Futbol oynadığı dönemde Pele adında bir “siyah inci” de futbol yaşantısının ilk dönemlerindeydi. İki futbolcu gözle görülür bir şekilde birbirlerinin zıttı karakterdelerdi. Garrincha, oldukça disiplinsiz, profesyonellikten uzak ve özel hayatıyla sansasyonel bir karakterken, Pele ise tüm bunların tersine oldukça disiplinli, sakatlıkları dışında antrenmanların tamamında bulunan ve özel hayatında sansasyondan uzak bir karakterdi . Garrincha, futbol oynadığı dönemde mevkisinin en iyisi olmasına ve milli takımla dünya iki Dünya Kupası kazanmasına rağmen oldukça az para kazanıyordu. Zeki bir insan olmamasıyla da tanınan futbolcu, Botafogo’nun “çok zeki” yöneticileri tarafından yıllarca en az maaş alan futbolculardan biri olarak adeta dolandırılıyordu. Oysa Pele, hem dünyanın en çok para kazanan futbolcularından biriydi hem de kazandığı parayla “Pele” ismini markalaştırmayı başarmıştı.
Bu ikili milli takımda rakipler için tam bir kabustu ve birlikte oynadıkları hiçbir maçı kaybetmediler. Milli takımdaki inanılmaz başarılarına rağmen özel hayatlarında anlaşamadıkları bilinirdi. Garrincha “kusur” olarak nitelendirilen vücut özellikleriyle mükemmelleşen bir futbolcuydu. Günümüzdeki gibi bir futbolun oynanmadığı 50 ve 60’lı yıllarda topu aldıktan sonra gol olmayacaksa asla topu ayağından ayırmazdı. Taraftarlar ne paslaşma ne de top kaybı görebilirdi, o kedinin fareyle oynadığı gibi defans oyuncularıyla eğlenirdi, sıkıldığında ise ya o ünlü ortalarından birini gönderirdi ya da kendisi gol atardı.
Dünyanın en ünlü profesyonel-amatör futbolcusu olan Garrincha, özel yaşamıyla çalkantılı dönemler geçirdi. İlk evliliğinden sekiz çocuğu, Dünya Kupası için gittiği İsveç’teki sevgilisinden bir çocuğu, en ünlü sevgilisi olan Elza Soares’ten bir çocuğu ve son evliliğinden de bir çocuğu vardır.

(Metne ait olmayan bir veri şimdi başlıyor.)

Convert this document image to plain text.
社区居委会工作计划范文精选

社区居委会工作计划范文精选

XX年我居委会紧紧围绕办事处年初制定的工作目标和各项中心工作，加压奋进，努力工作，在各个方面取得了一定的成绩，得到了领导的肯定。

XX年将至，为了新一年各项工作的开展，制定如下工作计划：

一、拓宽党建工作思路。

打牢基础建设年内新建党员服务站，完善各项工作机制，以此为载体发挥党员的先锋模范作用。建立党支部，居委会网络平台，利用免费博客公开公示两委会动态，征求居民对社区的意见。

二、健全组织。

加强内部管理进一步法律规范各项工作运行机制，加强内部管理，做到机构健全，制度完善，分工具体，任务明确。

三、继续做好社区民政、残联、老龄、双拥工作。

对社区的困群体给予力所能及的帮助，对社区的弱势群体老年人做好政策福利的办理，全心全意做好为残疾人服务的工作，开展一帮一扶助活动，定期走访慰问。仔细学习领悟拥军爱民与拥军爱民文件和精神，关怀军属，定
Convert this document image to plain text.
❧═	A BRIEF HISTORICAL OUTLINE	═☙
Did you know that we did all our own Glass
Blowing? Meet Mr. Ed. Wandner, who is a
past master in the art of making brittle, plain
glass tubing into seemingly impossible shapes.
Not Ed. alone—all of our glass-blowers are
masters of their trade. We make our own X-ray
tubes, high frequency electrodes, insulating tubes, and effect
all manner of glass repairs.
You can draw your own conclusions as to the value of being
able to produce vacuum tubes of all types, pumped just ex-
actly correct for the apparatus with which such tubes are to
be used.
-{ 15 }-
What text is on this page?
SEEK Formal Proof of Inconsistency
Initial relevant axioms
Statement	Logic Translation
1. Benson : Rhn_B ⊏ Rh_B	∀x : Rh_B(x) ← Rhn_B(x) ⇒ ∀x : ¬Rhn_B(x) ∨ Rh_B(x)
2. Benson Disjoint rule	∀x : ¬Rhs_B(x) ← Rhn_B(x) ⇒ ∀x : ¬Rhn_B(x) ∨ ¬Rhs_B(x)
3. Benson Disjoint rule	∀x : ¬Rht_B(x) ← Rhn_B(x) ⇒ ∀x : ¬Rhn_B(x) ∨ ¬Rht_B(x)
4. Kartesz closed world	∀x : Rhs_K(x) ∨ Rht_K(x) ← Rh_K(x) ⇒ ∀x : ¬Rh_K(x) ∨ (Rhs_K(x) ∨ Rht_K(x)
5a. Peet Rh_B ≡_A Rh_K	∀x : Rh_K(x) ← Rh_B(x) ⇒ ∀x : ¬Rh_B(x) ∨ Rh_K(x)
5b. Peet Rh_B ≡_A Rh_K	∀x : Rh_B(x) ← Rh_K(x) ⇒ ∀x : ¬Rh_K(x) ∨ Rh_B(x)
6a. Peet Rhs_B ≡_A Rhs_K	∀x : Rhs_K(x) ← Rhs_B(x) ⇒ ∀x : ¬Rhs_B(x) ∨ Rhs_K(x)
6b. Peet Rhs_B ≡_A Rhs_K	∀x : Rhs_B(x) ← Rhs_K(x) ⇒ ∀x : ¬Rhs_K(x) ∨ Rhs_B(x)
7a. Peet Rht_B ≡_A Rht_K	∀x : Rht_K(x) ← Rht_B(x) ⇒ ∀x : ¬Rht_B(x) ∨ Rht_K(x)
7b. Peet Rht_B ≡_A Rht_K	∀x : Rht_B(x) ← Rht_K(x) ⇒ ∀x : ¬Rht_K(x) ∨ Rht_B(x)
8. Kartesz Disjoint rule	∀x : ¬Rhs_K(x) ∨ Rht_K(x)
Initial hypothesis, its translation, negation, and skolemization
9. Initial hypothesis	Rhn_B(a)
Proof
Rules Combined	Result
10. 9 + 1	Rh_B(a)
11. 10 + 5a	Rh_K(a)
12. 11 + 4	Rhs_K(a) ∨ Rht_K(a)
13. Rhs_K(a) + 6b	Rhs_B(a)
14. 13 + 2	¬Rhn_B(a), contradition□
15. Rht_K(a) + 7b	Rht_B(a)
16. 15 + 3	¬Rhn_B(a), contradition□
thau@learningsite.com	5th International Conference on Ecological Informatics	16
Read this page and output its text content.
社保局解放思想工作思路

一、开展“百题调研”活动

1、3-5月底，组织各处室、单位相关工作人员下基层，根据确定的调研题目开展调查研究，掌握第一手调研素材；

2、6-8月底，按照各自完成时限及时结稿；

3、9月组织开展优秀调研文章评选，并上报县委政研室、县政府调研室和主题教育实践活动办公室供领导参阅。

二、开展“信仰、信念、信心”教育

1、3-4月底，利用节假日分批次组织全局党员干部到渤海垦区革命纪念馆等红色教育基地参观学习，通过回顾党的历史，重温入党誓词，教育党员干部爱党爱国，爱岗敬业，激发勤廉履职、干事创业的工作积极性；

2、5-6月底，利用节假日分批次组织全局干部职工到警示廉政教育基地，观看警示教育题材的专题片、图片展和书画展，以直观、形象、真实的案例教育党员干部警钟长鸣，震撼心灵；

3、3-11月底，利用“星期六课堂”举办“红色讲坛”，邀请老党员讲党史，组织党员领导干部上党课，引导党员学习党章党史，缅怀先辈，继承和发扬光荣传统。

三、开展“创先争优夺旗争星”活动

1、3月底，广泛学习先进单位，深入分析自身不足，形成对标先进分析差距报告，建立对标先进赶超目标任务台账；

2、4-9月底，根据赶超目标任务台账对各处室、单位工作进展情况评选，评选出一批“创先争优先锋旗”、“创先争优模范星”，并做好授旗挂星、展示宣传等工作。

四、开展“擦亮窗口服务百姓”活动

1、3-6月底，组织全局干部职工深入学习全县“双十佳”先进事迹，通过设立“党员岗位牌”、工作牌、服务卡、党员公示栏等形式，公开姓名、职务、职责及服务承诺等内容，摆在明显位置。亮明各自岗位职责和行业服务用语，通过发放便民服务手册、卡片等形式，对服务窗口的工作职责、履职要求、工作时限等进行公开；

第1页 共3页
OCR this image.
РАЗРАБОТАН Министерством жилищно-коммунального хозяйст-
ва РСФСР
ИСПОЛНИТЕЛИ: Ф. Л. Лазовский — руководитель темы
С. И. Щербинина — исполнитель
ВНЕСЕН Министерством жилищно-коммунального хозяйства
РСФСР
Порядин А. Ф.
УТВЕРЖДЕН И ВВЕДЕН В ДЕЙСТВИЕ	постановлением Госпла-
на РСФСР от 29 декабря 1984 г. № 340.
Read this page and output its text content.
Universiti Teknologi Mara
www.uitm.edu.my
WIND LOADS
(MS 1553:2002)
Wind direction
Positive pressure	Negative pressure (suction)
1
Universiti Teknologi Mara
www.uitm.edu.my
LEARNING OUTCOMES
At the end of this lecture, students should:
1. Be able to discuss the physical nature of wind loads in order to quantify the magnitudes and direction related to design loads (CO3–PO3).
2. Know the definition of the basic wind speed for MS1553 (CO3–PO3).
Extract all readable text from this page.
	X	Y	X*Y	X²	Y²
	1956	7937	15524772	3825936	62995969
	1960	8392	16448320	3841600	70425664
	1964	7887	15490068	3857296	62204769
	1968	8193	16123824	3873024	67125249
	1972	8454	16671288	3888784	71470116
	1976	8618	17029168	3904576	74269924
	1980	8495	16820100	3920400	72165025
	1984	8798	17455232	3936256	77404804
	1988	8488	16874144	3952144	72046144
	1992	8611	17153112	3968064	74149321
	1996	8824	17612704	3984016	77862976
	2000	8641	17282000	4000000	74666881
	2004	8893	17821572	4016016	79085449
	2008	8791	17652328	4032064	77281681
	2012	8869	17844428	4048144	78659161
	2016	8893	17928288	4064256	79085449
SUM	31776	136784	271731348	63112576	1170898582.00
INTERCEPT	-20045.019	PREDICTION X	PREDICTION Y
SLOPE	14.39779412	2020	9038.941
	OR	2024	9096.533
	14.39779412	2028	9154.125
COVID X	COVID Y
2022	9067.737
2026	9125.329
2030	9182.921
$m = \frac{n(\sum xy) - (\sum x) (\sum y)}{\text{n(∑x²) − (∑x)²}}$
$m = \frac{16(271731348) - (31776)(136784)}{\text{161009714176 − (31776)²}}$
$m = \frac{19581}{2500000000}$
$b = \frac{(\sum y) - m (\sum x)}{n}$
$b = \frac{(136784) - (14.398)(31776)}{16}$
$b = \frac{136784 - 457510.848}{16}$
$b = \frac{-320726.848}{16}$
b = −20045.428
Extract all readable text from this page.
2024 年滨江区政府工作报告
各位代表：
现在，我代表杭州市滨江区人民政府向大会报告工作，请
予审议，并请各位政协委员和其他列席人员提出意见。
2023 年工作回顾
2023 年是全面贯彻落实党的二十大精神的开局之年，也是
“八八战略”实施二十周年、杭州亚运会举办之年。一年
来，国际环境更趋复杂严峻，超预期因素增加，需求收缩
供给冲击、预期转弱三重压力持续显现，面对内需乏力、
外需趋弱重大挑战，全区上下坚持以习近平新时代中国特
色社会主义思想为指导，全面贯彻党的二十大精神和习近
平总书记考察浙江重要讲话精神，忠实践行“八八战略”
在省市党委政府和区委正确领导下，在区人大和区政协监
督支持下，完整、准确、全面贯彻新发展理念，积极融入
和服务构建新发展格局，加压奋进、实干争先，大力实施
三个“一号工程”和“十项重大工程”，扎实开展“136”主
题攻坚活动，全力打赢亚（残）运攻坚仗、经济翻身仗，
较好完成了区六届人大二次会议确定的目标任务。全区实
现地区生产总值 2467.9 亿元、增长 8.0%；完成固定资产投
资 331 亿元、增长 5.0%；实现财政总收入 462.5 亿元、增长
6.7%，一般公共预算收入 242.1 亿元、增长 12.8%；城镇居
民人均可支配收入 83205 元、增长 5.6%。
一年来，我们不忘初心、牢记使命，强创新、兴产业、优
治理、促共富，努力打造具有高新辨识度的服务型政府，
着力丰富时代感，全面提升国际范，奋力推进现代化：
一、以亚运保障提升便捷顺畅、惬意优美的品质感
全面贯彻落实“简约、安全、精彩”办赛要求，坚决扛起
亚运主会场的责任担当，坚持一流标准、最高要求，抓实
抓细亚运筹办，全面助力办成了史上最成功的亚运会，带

Elza Soares bir dansçıydı. Brezilya’nın en ünlü sambacılarından olan Elza ile yaşadığı aşkla birlikte samba ve futbol imgesi iyice kabul edilmiştir. Ayrıca berbat araba kullanan Garrincha, oldukça fazla araba kazası geçirmiştir. En feci kazası ise Elza’nın annesinin ölümüne neden oldu ve bu olay sonrasında bir depresyon geçirip intihara kalkıştı. Tüm Brezilyalıların kendinden bir parça gördüğü, hayranlık duyduğu bir futbolcu olan Garrincha, yıllarca yüklendiği ayağındaki kıkırdak problemleri yüzünden futbol oynayamaz hale gelince kendini iyice alkole verdi. 1983 yılının Ocak ayında alkol komasına girdi ve komadan çıkamayarak hayatını kaybetti
Mevkisinin gelmiş geçmiş en yetenekli futbolcularından biri olan Garrincha, tüm Brezilyalıları kahretti ve cenazesinde izdiham oluştu. Lakabı olan “Garrincha” yani ” Çalıkuşu” olan Manoel Francisco dos Santos’un mezarında şu iki dize yazmaktadır;
O çok tatlı bir çocuktu,
Kuşlarla konuşurdu...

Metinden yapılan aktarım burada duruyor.